Press Magazine Editor

   New surf thrills for Muskegon’s Susan Acterhoff, Grand Haven’s Ed Brandel.                                       Photo by MICHAEL A. DABAKEY      

   WEST MICHIGAN enthusiasts of the sport are finding out they don’t need that famed California surf to get a wild ride.

   They are being made happy right at home in a variety of ways—on land, sea and skate wheels.

   One of the most daring stunts discovered of late by the surf set is sliding down West Michigan’s plentiful and steep sand dunes on so-called skegless (rudderless to the uninitiated) sandsurfers.

   Speeds up to 40 miles an hour have been claimed by this method and spills on the hot sand can be uncomfortable to say the least.

 SLIDING BACKWARDS down an 80-foot sand dune on a sandsurfer, top photo, is Ed Brandel’s idea of a surfer thrill.  Speeds up to 40 miles an hour have been claimed by this method on steep slopes.  Rick Sapinski, left, and Craig VanSinglel, both of Grand Rapids, in bottom picture, prefer the conventional way of surfing.

   For those who like their surf thrills strictly the wet way, a Great Lakes Surfing Association has been formed for stokes, those who are really smitten by the sport, and grennies (beginners).

   THE GROUP CLAIMS 54 members and today a large contingent of its hot-doggers, the real pros of the sport, left for St. Ignace where the Lake Michigan shore faces south and the waves have been known to be 10 to 12 feet high.
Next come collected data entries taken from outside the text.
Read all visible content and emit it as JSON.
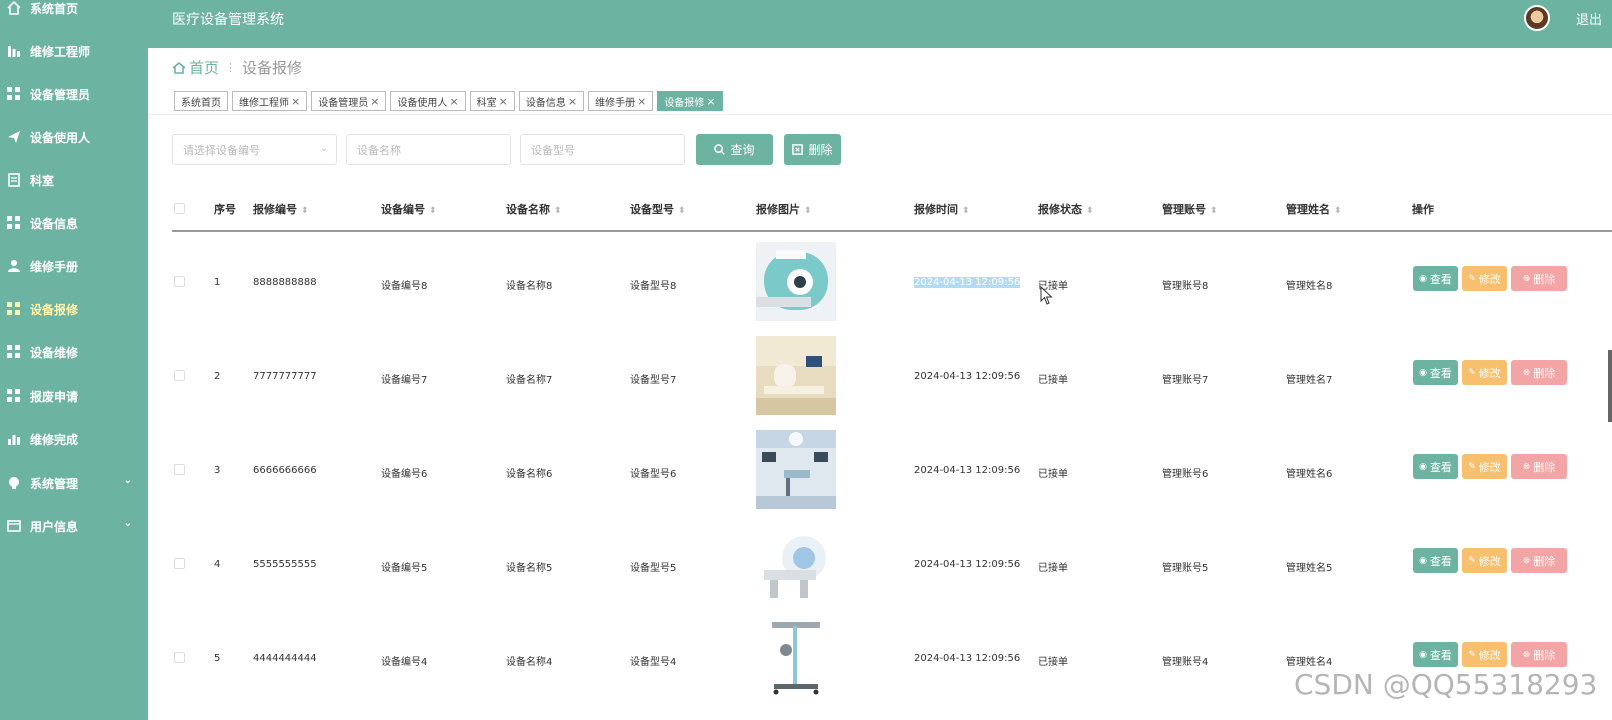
{
  "app": {
    "title": "医疗设备管理系统",
    "logout": "退出"
  },
  "sidebar": {
    "items": [
      {
        "label": "系统首页"
      },
      {
        "label": "维修工程师"
      },
      {
        "label": "设备管理员"
      },
      {
        "label": "设备使用人"
      },
      {
        "label": "科室"
      },
      {
        "label": "设备信息"
      },
      {
        "label": "维修手册"
      },
      {
        "label": "设备报修"
      },
      {
        "label": "设备维修"
      },
      {
        "label": "报废申请"
      },
      {
        "label": "维修完成"
      },
      {
        "label": "系统管理"
      },
      {
        "label": "用户信息"
      }
    ],
    "active_color": "#fff4a8"
  },
  "breadcrumb": {
    "home": "首页",
    "current": "设备报修"
  },
  "tags": [
    {
      "label": "系统首页",
      "close": ""
    },
    {
      "label": "维修工程师",
      "close": "×"
    },
    {
      "label": "设备管理员",
      "close": "×"
    },
    {
      "label": "设备使用人",
      "close": "×"
    },
    {
      "label": "科室",
      "close": "×"
    },
    {
      "label": "设备信息",
      "close": "×"
    },
    {
      "label": "维修手册",
      "close": "×"
    },
    {
      "label": "设备报修",
      "close": "×"
    }
  ],
  "search": {
    "device_no_placeholder": "请选择设备编号",
    "device_name_placeholder": "设备名称",
    "device_model_placeholder": "设备型号",
    "query_label": "查询",
    "delete_label": "删除"
  },
  "table": {
    "columns": [
      "序号",
      "报修编号",
      "设备编号",
      "设备名称",
      "设备型号",
      "报修图片",
      "报修时间",
      "报修状态",
      "管理账号",
      "管理姓名",
      "操作"
    ],
    "rows": [
      {
        "idx": "1",
        "repair_no": "8888888888",
        "device_no": "设备编号8",
        "device_name": "设备名称8",
        "model": "设备型号8",
        "time": "2024-04-13 12:09:56",
        "status": "已接单",
        "account": "管理账号8",
        "name": "管理姓名8"
      },
      {
        "idx": "2",
        "repair_no": "7777777777",
        "device_no": "设备编号7",
        "device_name": "设备名称7",
        "model": "设备型号7",
        "time": "2024-04-13 12:09:56",
        "status": "已接单",
        "account": "管理账号7",
        "name": "管理姓名7"
      },
      {
        "idx": "3",
        "repair_no": "6666666666",
        "device_no": "设备编号6",
        "device_name": "设备名称6",
        "model": "设备型号6",
        "time": "2024-04-13 12:09:56",
        "status": "已接单",
        "account": "管理账号6",
        "name": "管理姓名6"
      },
      {
        "idx": "4",
        "repair_no": "5555555555",
        "device_no": "设备编号5",
        "device_name": "设备名称5",
        "model": "设备型号5",
        "time": "2024-04-13 12:09:56",
        "status": "已接单",
        "account": "管理账号5",
        "name": "管理姓名5"
      },
      {
        "idx": "5",
        "repair_no": "4444444444",
        "device_no": "设备编号4",
        "device_name": "设备名称4",
        "model": "设备型号4",
        "time": "2024-04-13 12:09:56",
        "status": "已接单",
        "account": "管理账号4",
        "name": "管理姓名4"
      }
    ],
    "actions": {
      "view": "查看",
      "edit": "修改",
      "delete": "删除"
    }
  },
  "colors": {
    "primary": "#6db3a2",
    "edit": "#f7c06e",
    "delete": "#f3a5a5"
  },
  "watermark": "CSDN @QQ55318293"
}
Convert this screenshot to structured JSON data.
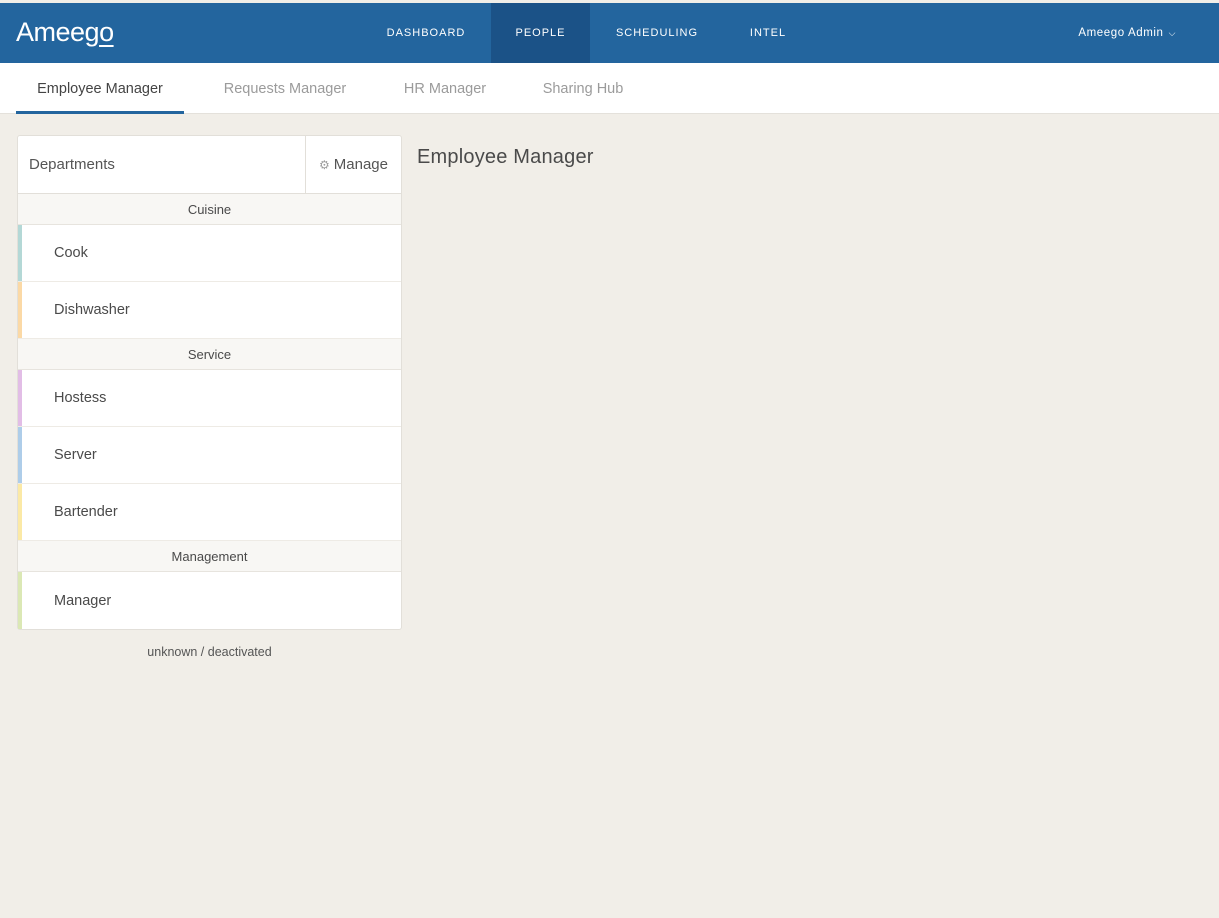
{
  "app": {
    "logo_text": "Ameeg",
    "logo_tail": "o"
  },
  "nav": {
    "items": [
      {
        "label": "DASHBOARD"
      },
      {
        "label": "PEOPLE",
        "active": true
      },
      {
        "label": "SCHEDULING"
      },
      {
        "label": "INTEL"
      }
    ],
    "user": {
      "label": "Ameego Admin",
      "icon": "chevron-down-icon"
    }
  },
  "subnav": {
    "tabs": [
      {
        "label": "Employee Manager",
        "active": true
      },
      {
        "label": "Requests Manager"
      },
      {
        "label": "HR Manager"
      },
      {
        "label": "Sharing Hub"
      }
    ]
  },
  "departments": {
    "title": "Departments",
    "manage_label": "Manage",
    "manage_icon": "gear-icon",
    "groups": [
      {
        "name": "Cuisine",
        "roles": [
          {
            "label": "Cook",
            "color": "#b4d8d6"
          },
          {
            "label": "Dishwasher",
            "color": "#fbd9a6"
          }
        ]
      },
      {
        "name": "Service",
        "roles": [
          {
            "label": "Hostess",
            "color": "#e2bde6"
          },
          {
            "label": "Server",
            "color": "#aecde9"
          },
          {
            "label": "Bartender",
            "color": "#fbe9a6"
          }
        ]
      },
      {
        "name": "Management",
        "roles": [
          {
            "label": "Manager",
            "color": "#dbe8b5"
          }
        ]
      }
    ],
    "footer": "unknown / deactivated"
  },
  "main": {
    "title": "Employee Manager"
  },
  "colors": {
    "topbar": "#23659e",
    "topbar_active": "#1b5287",
    "background": "#f1eee8"
  }
}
   Most of the Great Lakes group uses a square back tail board instead of a pointed one to get the biggest ride from the smaller Lake Michigan waves, explains Terry Heaton, spokesman for the group.

    “We don’t need those 20-footers like they have in California to have fun,” he pointed out.  “We’re happy with six-inch ones.  That’s all that is really needed to get a push.”

JON WICKLAND of Muskegon shows good form as he takes his skateboard through the downhill slalom course during the Muskegon Seaway race.  He was the senior boy champ.

   THEN THERE are skateboarders.  All they need is a slight slope and they’re happy.  A recent contest during the Muskegon Seaway festival attracted more than 50 entries who did everything but dance the frug on their boards.

    Slalom runs, and idea borrowed from skiing where contestants rip around obstacles while racing down a slope, having added more challenge to the sport.

    Among stunt division winners, one youngster copped the top prize at the Seaway festival race by going down hill while standing on his head.

    Other popular feats are the “360,” doing a complete turn on the board with the back wheels remaining in one place: the “720,” doing two complete turns, the same way; “hanging five,” placing five toes over one edge of the board and “hanging ten,” which, of course, is hanging ten toes over the board.

   ONE OF the out-of-state entries in the Seaway Festival skateboard championships, 14-year-old Douglas Martin of Lawndale, Calif., seems to be having difficulty in this race.